I was puzzled by the extremely uncertain priors chosen by the authors (mean is a normal(0,sqrt(30)), sd is 1/sqrt(gamma(0.001, 0.001)). I ran the model and everything is fine. I then added some code to sample and output the priors, before getting to work at reducing the uncertainty. However, when I add the code to sample the prior, I suddenly start getting a very slow model and divergences, which I cannot understand.

I marked the code below for the additions that induce divergences

Model to be saved a 8_SevenScientist.stan (below the r code to make it run):

model <- "
// The Seven Scientists
data { 
  int<lower=1> n;
  vector[n] x;
}
parameters {
  real mu;
  real muprior; \\ prior checks addition
  vector<lower=0>[n] lambda;
  real lambdaprior; \\ prior checks addition
} 
transformed parameters {
  vector[n] sigma;
  
  for (i in 1:n)
    sigma[i] = inv_sqrt(lambda[i]);
}
model {
  // Priors
  mu ~ normal(0, sqrt(1000));
  muprior ~ normal(0, sqrt(1000)); \\ prior checks addition
  lambda ~ gamma(.001, .001);
  lambdaprior ~ gamma(.001, .001); \\ prior checks addition
  
  // Data Come From Gaussians With Common Mean But Different Precisions
  x ~ normal(mu, sigma);
}

\\ prior checks addition
generated quantities {
  real sigmaprior;
  sigmaprior = inv_sqrt(lambdaprior);
}"

R code

# clears workspace: 
rm(list=ls()) 

library(cmdstanr)

# Define data
x <- c(-27.020, 3.570, 8.191, 9.898, 9.603, 9.945, 10.056)
n <- length(x)

data <- list(x = x, n = n)

file <- file.path( "8_SevenScientists_b.stan")
mod <- cmdstan_model(file, cpp_options = list(stan_threads = TRUE))

samples <- mod$sample(
  data = data,
  seed = 123,
  chains = 2,
  parallel_chains = 2,
  threads_per_chain = 2,
  iter_warmup = 1000,
  iter_sampling = 2000,
  refresh = 500,
  max_treedepth = 20,
  adapt_delta = 0.99,
)
1 Like

as a sanity check I also added a prior sampling that mirrors the posteriors (7 different sigmas).

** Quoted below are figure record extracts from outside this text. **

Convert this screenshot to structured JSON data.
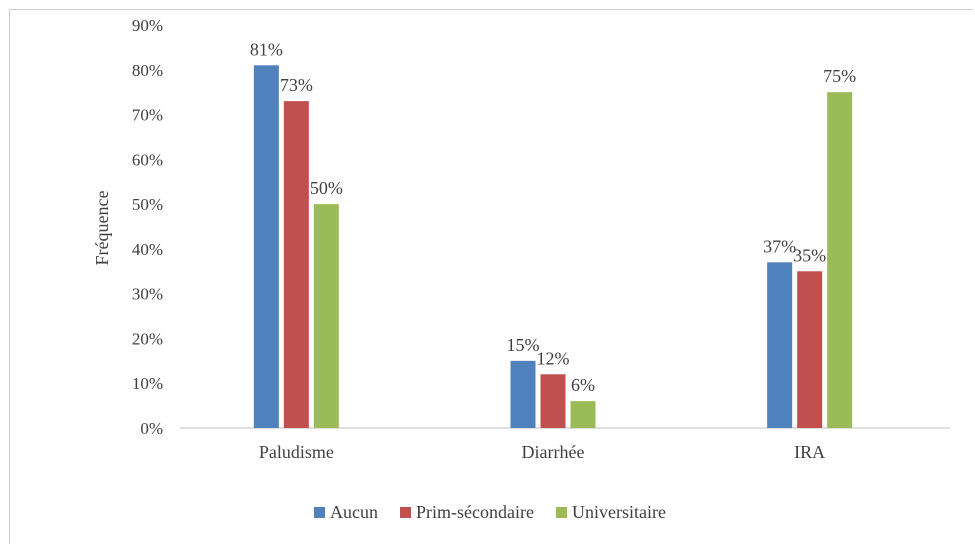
{
  "chart_data": {
    "type": "bar",
    "title": "",
    "xlabel": "",
    "ylabel": "Fréquence",
    "ylim": [
      0,
      90
    ],
    "yticks": [
      "0%",
      "10%",
      "20%",
      "30%",
      "40%",
      "50%",
      "60%",
      "70%",
      "80%",
      "90%"
    ],
    "categories": [
      "Paludisme",
      "Diarrhée",
      "IRA"
    ],
    "series": [
      {
        "name": "Aucun",
        "color": "#4f81bd",
        "values": [
          81,
          15,
          37
        ],
        "labels": [
          "81%",
          "15%",
          "37%"
        ]
      },
      {
        "name": "Prim-sécondaire",
        "color": "#c0504d",
        "values": [
          73,
          12,
          35
        ],
        "labels": [
          "73%",
          "12%",
          "35%"
        ]
      },
      {
        "name": "Universitaire",
        "color": "#9bbb59",
        "values": [
          50,
          6,
          75
        ],
        "labels": [
          "50%",
          "6%",
          "75%"
        ]
      }
    ],
    "grid": false,
    "legend": "bottom"
  }
}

Same overwhelming n of divergences.

// The Seven Scientists
data { 
  int<lower=1> n;
  vector[n] x;
}
parameters {
  real mu;
  real muprior;
  vector<lower=0>[n] lambda;
  vector<lower=0>[n] lambdaprior;
} 
transformed parameters {
  vector<lower=0>[n] sigma;
  vector<lower=0>[n] sigmaprior;
  
  for (i in 1:n)
    sigma[i] = inv_sqrt(lambda[i]);
    
  for (j in 1:n)
     sigmaprior[j] = inv_sqrt(lambdaprior[j]);
}
model {
  // Priors
  mu ~ normal(0, sqrt(1000));
  muprior ~ normal(0, sqrt(1000));
  lambda ~ gamma(.001, .001);
  lambdaprior ~ gamma(.001, .001);
  
  // Data Come From Gaussians With Common Mean But Different Precisions
  x ~ normal(mu, sigma);
}
1 Like

Given that there are n observations and the model is structured for inference on n variances, it’s fundamentally unidentified to a degree that I wouldn’t think that any amount of no prior certainty is going to help. I’m frankly surprised that you are getting some configurations that achieve zero divergences.

1 Like

Just found this

Relevant is that (1) it’s possible that the original example had multiple observations per scientist, yielding identifiability, and (2) the priors combined with the precision-parameterization might be leading to numeric issues.

4 Likes

thanks a lot. The insufficient data matches my intuition, and the link is a nice explainer.

I am still baffled by the stan program by Smira running without any divergences, just commenting out the lines with “// prior checks addition”.